Thursday, October 12, 2006
Emilia-Romagna Into the Nano-Age Through New Public/Private Partnerships
Emilia-Romagna is a highly industrialized region in north-central Italy of about 4 million residents.
Manufacturing has provided Emilia-Romagna's citizens with high wages and standard of living, and sustained economic growth. Faced with increased global competition, the Emilian economy has responded creatively and aggressively, actually increasing employment in manufacturing over the last 10 years.
A key factor in the success of manufacturing has been active government policy in support of business growth, cluster development, and building effective links between applied research and advanced manufacturing.
In December 2004, the region's government announced the creation of the Regional Network for Industrial Research and Technology Transfer, made up of 27 Industrial Research and Technology Transfer Laboratories, 24 Innovation Centers and 6 Innovation Parks.

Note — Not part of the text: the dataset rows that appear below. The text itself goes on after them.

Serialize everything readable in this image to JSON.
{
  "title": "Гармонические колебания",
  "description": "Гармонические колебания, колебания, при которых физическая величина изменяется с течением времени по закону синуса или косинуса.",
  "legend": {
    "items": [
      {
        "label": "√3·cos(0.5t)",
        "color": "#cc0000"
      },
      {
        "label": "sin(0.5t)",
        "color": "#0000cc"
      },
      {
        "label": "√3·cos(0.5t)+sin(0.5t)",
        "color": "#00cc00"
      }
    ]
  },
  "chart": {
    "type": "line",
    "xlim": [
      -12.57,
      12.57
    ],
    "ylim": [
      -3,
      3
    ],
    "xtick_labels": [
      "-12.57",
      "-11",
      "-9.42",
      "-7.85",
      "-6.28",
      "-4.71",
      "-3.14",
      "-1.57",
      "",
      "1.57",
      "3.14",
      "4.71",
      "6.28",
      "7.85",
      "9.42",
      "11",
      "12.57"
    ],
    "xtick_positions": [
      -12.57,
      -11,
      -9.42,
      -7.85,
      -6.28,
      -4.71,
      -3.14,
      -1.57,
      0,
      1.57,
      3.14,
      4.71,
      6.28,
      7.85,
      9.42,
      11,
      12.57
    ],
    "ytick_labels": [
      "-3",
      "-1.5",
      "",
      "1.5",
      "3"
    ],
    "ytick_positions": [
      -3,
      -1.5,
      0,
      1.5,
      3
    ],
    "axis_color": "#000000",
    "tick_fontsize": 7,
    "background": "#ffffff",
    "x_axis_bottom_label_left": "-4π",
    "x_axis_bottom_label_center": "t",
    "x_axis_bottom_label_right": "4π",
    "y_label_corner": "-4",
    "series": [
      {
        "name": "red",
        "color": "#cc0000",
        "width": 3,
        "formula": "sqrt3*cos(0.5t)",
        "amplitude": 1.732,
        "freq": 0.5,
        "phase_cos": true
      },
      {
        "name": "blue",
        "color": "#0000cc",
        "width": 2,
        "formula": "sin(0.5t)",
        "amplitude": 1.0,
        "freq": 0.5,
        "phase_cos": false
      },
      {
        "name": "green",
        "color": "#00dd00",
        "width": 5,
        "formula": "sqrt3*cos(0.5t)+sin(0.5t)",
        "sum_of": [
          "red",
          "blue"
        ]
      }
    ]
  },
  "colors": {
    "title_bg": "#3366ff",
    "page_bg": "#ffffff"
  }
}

Researchers in this network have recently invented a solar-powered “nano-engine.” The size of two molecules, this new motor is as fast as a normal four-stroke engine spinning at 60,000 RPMs with potential applications in medicine, computers and manufacturing. And it's solar-powed to!
Development of this new technology has been turned over to the regional laboratory, Nanofaber. Nanofaber is a public-private partnership (a 'networked' lab) among the regional government, several public research institutes, the University of Bologna, and a group of regionally-based manufacturing firms, including SACMI a leading worker-owned cooperative.
Nanofaber's mission is to develop and commercialize this technology to the benefit of the region's clusters of small and medium enterprises (SMEs).
The nano-motor is just one of the fruits of the region's new industrial innovation policy designed, in the word's of Minister of Development Duccio Campagnoli, to ensure the regional economy's competitiveness for the next forty years.